The UI’s ranking made it the fourth highest public university on a list that is primarily dominated by private universities and research institutions, said Minnetta Gardinier, an associate dean of the UI Graduate College and the director of the Office of Postdoctoral Scholars.
“It speaks to the fact that we have a great research work environment … and to the added benefits of being at the University of Iowa,” she said.
The survey, which began in 2003, aims to improve working conditions for postdocs, according to an article on The Scientist’s website. Postdocs are asked questions about topics including quality of training and mentoring, career-development opportunities and networking, quality of communication, and funding, among others.
Institutions such as the UI have been listening to the postdoc responses.
Gardinier said she and her colleagues in the Office of Postdoctoral Scholars are sent the overall survey results and use them to look for areas of improvement.

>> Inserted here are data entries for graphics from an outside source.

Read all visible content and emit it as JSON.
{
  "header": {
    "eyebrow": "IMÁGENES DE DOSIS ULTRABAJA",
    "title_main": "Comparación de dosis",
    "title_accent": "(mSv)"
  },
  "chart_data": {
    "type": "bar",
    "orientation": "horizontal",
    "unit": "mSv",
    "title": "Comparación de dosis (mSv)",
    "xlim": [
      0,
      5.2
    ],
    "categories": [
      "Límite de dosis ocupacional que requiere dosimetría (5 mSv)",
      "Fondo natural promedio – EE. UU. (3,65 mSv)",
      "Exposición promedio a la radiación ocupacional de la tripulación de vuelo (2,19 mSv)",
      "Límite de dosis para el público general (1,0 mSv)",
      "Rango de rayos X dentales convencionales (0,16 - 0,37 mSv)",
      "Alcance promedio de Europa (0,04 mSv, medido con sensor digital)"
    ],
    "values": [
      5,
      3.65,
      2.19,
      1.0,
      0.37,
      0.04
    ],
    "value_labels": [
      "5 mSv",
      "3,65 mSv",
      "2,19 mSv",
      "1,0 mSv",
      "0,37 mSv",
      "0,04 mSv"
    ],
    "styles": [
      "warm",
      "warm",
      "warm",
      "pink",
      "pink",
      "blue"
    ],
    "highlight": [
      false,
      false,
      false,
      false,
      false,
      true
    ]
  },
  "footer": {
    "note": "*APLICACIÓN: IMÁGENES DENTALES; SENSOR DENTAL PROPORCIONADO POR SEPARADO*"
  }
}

In the 2013 survey, UI postdocs ranked the institution’s strengths as funding and quality of training and mentoring and its weaknesses as equitable treatment and value of the postdoc experience, according to results posted on The Scientist’s website.
Sarah Clayton, a second-year postdoc in in the psychology department, said her time at the UI has been invaluable to her career.
“I’ve had a lot of freedom to make my own course for research and take on projects I wanted to do,” she said. “I think it’s given me the tools to be an independent thinker and independent investigator … and the independence that I’ve been able to have while in the lab will be important in whatever position I take next.”
While the UI slipped two spots from its 2012 ranking of 21, Gardinier said she did not find the change concerning, because the rankings are mainly based on the number of people at an institution who respond to the survey.
At any one time, the UI employs anywhere between 300 and 350 postdocs, with about two-thirds of them working in the UI Carver College of Medicine, Gardinier said. She estimated the number of postdocs at the UI to be in the middle to small compared with other Big Ten universities.
Greg Carmichael, the associate dean for research and graduate studies in the UI College of Engineering and a postdoc mentor, said the UI’s high ranking reflects recent efforts to coordinate postdoc training and experience. Those efforts include establishing the Office of Postdoctoral Scholars.
Carmichael and Gardinier agreed that above all, postdocs at the UI are a vital piece for the research done at the university.
“Postdocs play a very important role in the major research labs, and positions are very competitive,” Carmichael said. “The experience allows them to be much more competitive to compete for faculty positions.”